Sunday, August 8, 2010

Churches of Buffalo

The churches of Buffalo are especially beautiful. Mostly I saw Roman Catholic, various Baptist denominations and one lone Pentecostal Temple. Some were run down, others were sparkling with love and care. Churches changes as the people and communities around them do. Buffalo has had the good sense to make several of the finest examples of older architecture heritage buildings protecting them for future generations.

In Medieval times the church, especially the cathedral, was the people's community hall as the castle was the King's. The sole King had his own 'space' whereas the church was an inversion of this, the priest, God's servant among the people, the servants of God. The edifice of worship was the "space" of the people's. The congregations could come alone and together into this 'space'. All who moved in the realm of the king's castle were clearly there at his permission.
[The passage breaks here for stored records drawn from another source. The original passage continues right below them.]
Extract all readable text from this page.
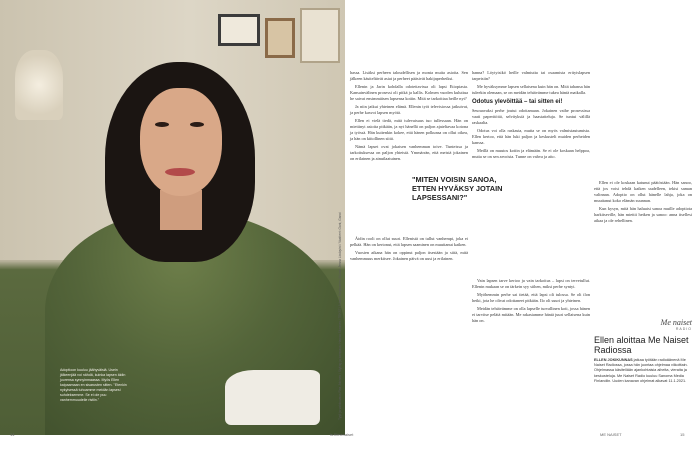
Adoptioon kuuluu jäähyväisiä. Usein jälkeenjää voi nähdä, kuinka lapsen äidin juurensa synnyinmaassa. Myös Ellen kaipaamaan en sisarusten sitten. "Etenkin nykyisessä tuhoamme meidän lapsesi suhdeksemme. Se ei ole puu vanhemmuudelle ristiin."	Tyyli ja valokuvaus Rea Jokinen / Styling ja kampaus: Hanna Silvonen / TEKSTI Juhani Karjalainen / Kuvat: Jenna Lindqvist / Vaatteet: Gant, Ganni

hassa. Lisäksi perheen taloudellisen ja monia muita asioita. Sen jälkeen käsiteltävät asiat ja perheet pääsivät hakijaperheiksi.

Ellenin ja Jarin kohdalla odotettavissa oli lapsi Etiopiasta. Kansainvälinen prosessi oli pitkä ja kallis. Kolmen vuoden kuluttua he saivat ensimmäisen lapsensa kotiin. Mitä se tarkoittaa heille nyt?

Ja niin jatkui yhteinen elämä. Ellenin työt televisiossa jatkuivat, ja perhe kasvoi lapsen myötä.

Ellen ei vielä tiedä, mitä tulevaisuus tuo tullessaan. Hän on miettinyt asioita pitkään, ja nyt hänellä on paljon ajateltavaa kotona ja työssä. Hän kuitenkin kokee, että hänen polkunsa on ollut oikea, ja hän on kiitollinen siitä.

Nämä lapset ovat jokaisen vanhemman toive. Tunteissa ja tarkoituksessa on paljon yhteistä. Ymmärrän, että meistä jokainen on erilainen ja ainutlaatuinen.

Äidin rooli on ollut suuri. Ellenistä on tullut vanhempi, joka ei pelkää. Hän on kertonut, että lapsen saaminen on muuttanut kaiken.

Vuosien aikana hän on oppinut paljon itsestään ja siitä, mitä vanhemmuus merkitsee. Jokainen päivä on uusi ja erilainen.

"MITEN VOISIN SANOA, ETTEN HYVÄKSY JOTAIN LAPSESSANI?"

hanna? Löytyisikö heille valmiutta tai osaamista erityislapsen tarpeisiin?

Me hyväksymme lapsen sellaisena kuin hän on. Mitä tahansa hän tuleekin olemaan, se on meidän tehtävämme tukea häntä matkalla.

Odotus ylevöittää – tai sitten ei!

Seuraavaksi perhe joutui odottamaan. Jokainen vaihe prosessissa vaati paperitöitä, selvityksiä ja haastatteluja. Se tuntui välillä raskaalta.

Odotus voi olla raskasta, mutta se on myös valmistautumista. Ellen kertoo, että hän luki paljon ja keskusteli muiden perheiden kanssa.

Meillä on muutos kotiin ja elämään. Se ei ole koskaan helppoa, mutta se on sen arvoista. Tunne on vahva ja aito.

Vain lapsen tarve kertoo ja vain tarkoitus – lapsi on tervetullut. Ellenin mukaan se on tärkein syy siihen, miksi perhe syntyi.

Myöhemmin perhe sai tietää, että lapsi oli tulossa. Se oli ilon hetki, jota he olivat odottaneet pitkään. Ilo oli suuri ja yhteinen.

Meidän tehtävämme on olla lapselle turvallinen koti, jossa hänen ei tarvitse pelätä mitään. Me rakastamme häntä juuri sellaisena kuin hän on.

Ellen ei ole koskaan katunut päätöstään. Hän sanoo, että jos voisi tehdä kaiken uudelleen, tekisi saman valinnan. Adoptio on ollut hänelle lahja, joka on muuttanut koko elämän suunnan.

Kun kysyn, mitä hän haluaisi sanoa muille adoptiota harkitseville, hän miettii hetken ja sanoo: anna itsellesi aikaa ja ole rehellinen.

Me naiset
RADIO
Ellen aloittaa Me Naiset Radiossa
ELLEN JOKIKUNNAS jatkaa työtään radioäänenä Me Naiset Radiossa, jossa hän juontaa ohjelmaa viikoittain. Ohjelmassa käsitellään ajankohtaisia aiheita, vieraita ja keskusteluja. Me Naiset Radio kuuluu Sanoma Media Finlandiin. Uuden kanavan ohjelmat alkavat 11.1.2021.
14	is.fi/menaiset	ME NAISET	15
Yet the church in contrast was the 'space' open to the people and almost democratically early belonging to the people. Later the church would indeed be the 'space' that was the community hall, the place of dances, and bingos. It was the 'holy' space where people came to be alone with God or in fellowship with community. Here the King was a fellow servant.

The King's Castle was place where one went to be with the "strong man." He'd once been a self proclaimed God but already by medieval times his association was increasingly in doubt. Today the position of the priest and organized religion as a whole are facing similar doubt. More than ever people would call themselves "spiritual' but fewer call themselves 'religious'.

The old castles have become individual homes and tourist attractions. The churches remain a kind of home and definitely are becoming more of a tourist attraction. The 'space' remains in a sacred sense a place of people and God.

I like to walk where so many have come to pray. It's such a different experience, for instance, from walking where men have died in battle. That too is a place of prayer no doubt. The church though is a testimony to a higher ideal than the purely secular. I find peace in the 'sacred space' of the church regardless of denomination or for that matter even faith. There is a refinement of prayer in the experience of church as comparison to the crudest of prayers that might linger still on battlefields. When I am still I imagine I can hear the soft whispers of prayer that linger in the vicinity of church. Especially the petition of parents for their children and children for their aging parents. The best prayers in this 'sacred space' are for God's will and for the care of others.